Purdue University
Computer Science Colloquia
Mint: A Multi-stage Extension of Java
(PowerPoint, PDF, view embedded)
Mr. Mathias Ricken
Rice University
LWSN 3102 A/B
Monday, March 15, 2010
3:30 p.m. – 4:30 p.m.
Complete Description:
Abstract:
Multi-stage programming (MSP) provides a safe way of generating code at run-time. In mostly-functional languages like MetaOCaml, this has been used to reduce the performance penalties of abstractions such as loops, recursion or interpretation. The main advantage of MSP compared to other techniques, such as string or LISP quotations, is that MSP guarantees type safety for the generated code statically, at the time the program is compiled.
Unfortunately, MSP is difficult to combine with imperative features found in most mainstream languages like Java. The central problem is “scope extrusion”, which may accidentally move variables outside the scopes in which they are bound, leading to run-time errors in the generated code. This problem can be prevented if code in escapes (or “anti-quotes”) is “weakly separable”, i.e. the computational effects occurring inside an escape that are visible from the outside do not involve code.
We have formalized a type system, based on Lightweight Java, that uses weak separability to prevent scope extrusion, and we have proved that the type system is sound. We have also developed an implementation called Mint to demonstrate the expressivity of the type system and the performance benefits MSP can provide in an imperative setting. Since our implementation extends the Java language, our work is accessible to mainstream programmers.

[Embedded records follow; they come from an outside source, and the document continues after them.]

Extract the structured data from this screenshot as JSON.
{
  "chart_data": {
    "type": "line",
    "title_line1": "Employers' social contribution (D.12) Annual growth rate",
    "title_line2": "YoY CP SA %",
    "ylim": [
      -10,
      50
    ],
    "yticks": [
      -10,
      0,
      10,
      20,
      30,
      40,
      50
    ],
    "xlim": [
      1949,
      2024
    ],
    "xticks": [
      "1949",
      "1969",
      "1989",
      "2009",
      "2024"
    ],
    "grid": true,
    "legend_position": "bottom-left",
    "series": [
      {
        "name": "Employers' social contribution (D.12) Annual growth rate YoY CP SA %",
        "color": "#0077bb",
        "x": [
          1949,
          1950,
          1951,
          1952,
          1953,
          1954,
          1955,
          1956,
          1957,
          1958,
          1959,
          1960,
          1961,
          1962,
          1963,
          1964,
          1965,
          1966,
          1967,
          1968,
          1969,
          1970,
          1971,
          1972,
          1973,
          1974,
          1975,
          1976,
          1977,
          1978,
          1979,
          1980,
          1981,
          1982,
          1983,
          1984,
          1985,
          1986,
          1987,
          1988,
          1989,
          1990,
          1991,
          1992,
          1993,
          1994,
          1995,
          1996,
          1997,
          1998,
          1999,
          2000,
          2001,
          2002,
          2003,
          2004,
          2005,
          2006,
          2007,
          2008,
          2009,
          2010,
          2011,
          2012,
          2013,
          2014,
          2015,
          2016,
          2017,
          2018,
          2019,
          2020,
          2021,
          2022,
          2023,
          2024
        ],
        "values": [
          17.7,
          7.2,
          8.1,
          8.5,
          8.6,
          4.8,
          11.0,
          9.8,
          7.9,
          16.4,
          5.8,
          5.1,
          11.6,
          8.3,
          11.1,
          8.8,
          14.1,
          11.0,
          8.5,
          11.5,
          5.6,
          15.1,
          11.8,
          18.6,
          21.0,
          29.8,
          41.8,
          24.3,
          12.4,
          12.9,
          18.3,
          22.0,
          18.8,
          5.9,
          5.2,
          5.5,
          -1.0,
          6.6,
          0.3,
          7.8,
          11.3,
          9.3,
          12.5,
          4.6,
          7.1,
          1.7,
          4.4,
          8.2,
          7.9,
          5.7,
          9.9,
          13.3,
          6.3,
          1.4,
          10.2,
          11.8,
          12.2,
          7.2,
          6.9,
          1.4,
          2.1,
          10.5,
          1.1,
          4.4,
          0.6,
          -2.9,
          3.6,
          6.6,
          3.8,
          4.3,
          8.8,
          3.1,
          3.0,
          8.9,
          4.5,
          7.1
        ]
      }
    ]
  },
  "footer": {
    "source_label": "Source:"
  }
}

This talk is based on work will be presented at the Conference on Programming Language Design and Implementation (PLDI 2010). More information is available at http://mint.concutest.org/
Bio:
Mathias Ricken is a doctoral candidate in the Programming Languages Team at Rice University and one of the principal developers of the DrJava integrated development environment. His research interests include concurrent programming, extending the Java language, and computer science education. He is the developer of the Concutest concurrent unit testing framework and has created various experimental extensions of Java to address, for instance, programming with meta-data. Currently, Mathias is contributing to Mint, a multi-stage
extension of Java that allows safe and expressive statically typed program generation and specialization in an imperative language setting.